M. Eric Bertinat (UDC), rapporteur de deuxième minorité. Le rapporteur de la majorité dit vrai. Quand l'Etat a essayé de vendre cette propriété, il l'a fait par l'intermédiaire de régies pour un prix de 31 millions, et il espérait la vendre au gouvernement de la République algérienne démocratique et populaire. Seul problème - et c'est là que je ne suis plus d'accord avec le rapporteur de la majorité - il y a une servitude de passage. L'affaire, une fois démontrée, nous a conduits tout simplement à ne plus pouvoir vendre cette propriété. Il y a une servitude de passage ! La preuve que nous avons raison est que la Confédération elle-même a refusé la validité de la vente, s'appuyant entre autres sur l'argument que l'on ne pouvait pas autoriser un Etat étranger à acquérir cette propriété pour des questions de sécurité. Il est bien évident que l'on ne peut pas le laisser acquérir cela, parce que, sur cette parcelle, avec une servitude de passage, il est absolument impossible d'assurer la sécurité de ce lieu.
Donc l'UDC avait proposé une motion en disant: «Mais puisque l'on ne peut pas la vendre, profitons-en.

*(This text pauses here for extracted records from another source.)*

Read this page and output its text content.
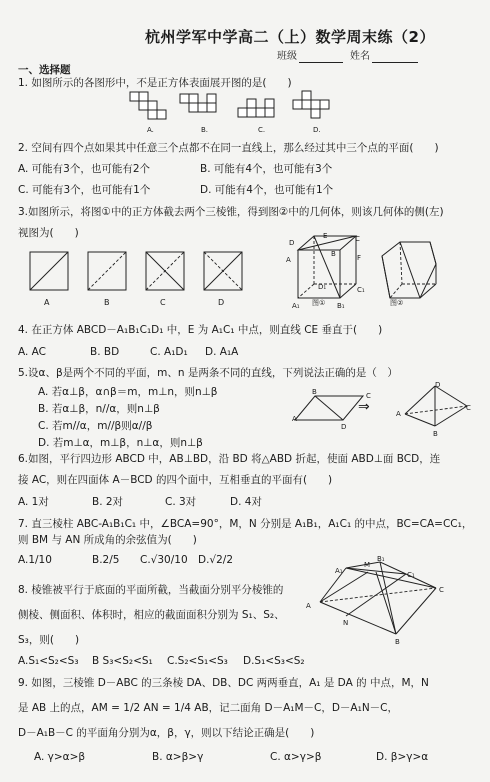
杭州学军中学高二（上）数学周末练（2）
班级	姓名
一、选择题
1. 如图所示的各图形中，不是正方体表面展开图的是(　　)
A.	B.	C.	D.
2. 空间有四个点如果其中任意三个点都不在同一直线上，那么经过其中三个点的平面(　　)
A. 可能有3个，也可能有2个	B. 可能有4个，也可能有3个
C. 可能有3个，也可能有1个	D. 可能有4个，也可能有1个
3.如图所示，将图①中的正方体截去两个三棱锥，得到图②中的几何体，则该几何体的侧(左)
视图为(　　)
A	B	C	D
D
A
C
E
B	F
D₁
A₁
C₁
B₁
图①	图②
4. 在正方体 ABCD－A₁B₁C₁D₁ 中，E 为 A₁C₁ 中点，则直线 CE 垂直于(　　)
A. AC	B. BD	C. A₁D₁ D. A₁A
5.设α、β是两个不同的平面，m、n 是两条不同的直线，下列说法正确的是（　）
A. 若α⊥β，α∩β＝m，m⊥n，则n⊥β
B. 若α⊥β，n//α，则n⊥β
C. 若m//α，m//β则α//β
D. 若m⊥α，m⊥β，n⊥α，则n⊥β
A
B
D
C
A
C
D
B
⇒
6.如图，平行四边形 ABCD 中，AB⊥BD，沿 BD 将△ABD 折起，使面 ABD⊥面 BCD，连
接 AC，则在四面体 A－BCD 的四个面中，互相垂直的平面有(　　)
A. 1对	B. 2对	C. 3对	D. 4对
7. 直三棱柱 ABC-A₁B₁C₁ 中，∠BCA=90°，M，N 分别是 A₁B₁，A₁C₁ 的中点，BC=CA=CC₁，
则 BM 与 AN 所成角的余弦值为(　　)
A.1/10	B.2/5 C.√30/10 D.√2/2
8. 棱锥被平行于底面的平面所截，当截面分别平分棱锥的
侧棱、侧面积、体积时，相应的截面面积分别为 S₁、S₂、
S₃，则(　　)
A.S₁<S₂<S₃ B S₃<S₂<S₁ C.S₂<S₁<S₃ D.S₁<S₃<S₂
A₁
M
C₁
B₁
A
N
C
B
9. 如图，三棱锥 D－ABC 的三条棱 DA、DB、DC 两两垂直，A₁ 是 DA 的 中点，M，N
是 AB 上的点，AM = 1/2 AN = 1/4 AB，记二面角 D－A₁M－C，D－A₁N－C，
D－A₁B－C 的平面角分别为α，β，γ，则以下结论正确是(　　)
A. γ>α>β	B. α>β>γ	C. α>γ>β	D. β>γ>α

Offrons à la population genevoise une nouvelle plage.» M. Charbonnier a expliqué la nécessité d'avoir une plage supplémentaire, puisque d'autres plages risquent de disparaître. Le lieu est vraiment adéquat pour offrir aux Genevois cette possibilité de passer de bons moments de détente. Il est bien évident que, avec cette possibilité, il serait nécessaire d'améliorer les conditions; l'aménagement même de la rive serait nécessaire. Il n'en demeure pas moins que la vente, telle qu'on nous l'a proposée, est impossible, impossible de par la loi.
Alors M. Mark Muller nous a expliqué que, finalement, c'était bien possible, parce qu'il a convenu que la restriction existait, mais qu'elle n'a jamais été ni appliquée, ni respectée. Je me demande vraiment si c'est un argument pour passer par-dessus la loi ! Il y a une dernière anecdote concernant la nouvelle vente. En effet, si l'Algérie n'a évidemment pas pu acquérir ce bien, il semblerait qu'il y ait un autre acquéreur, mystérieux; on ne sait pas qui c'est ni le prix de vente. Et l'on nous demande aujourd'hui, tout simplement, de liquider en quelque sorte un bien de l'Etat.
Donc l'UDC n'est pas du tout favorable à cette idée. L'UDC a soutenu le projet de loi déposé par les socialistes et vous invite aujourd'hui à faire vraiment un cadeau à la population - comme vous avez su le faire pour la fameuse plage Cramer - en lui offrant cette plage pour le bien, réellement, de notre république. Je vous en remercie par avance.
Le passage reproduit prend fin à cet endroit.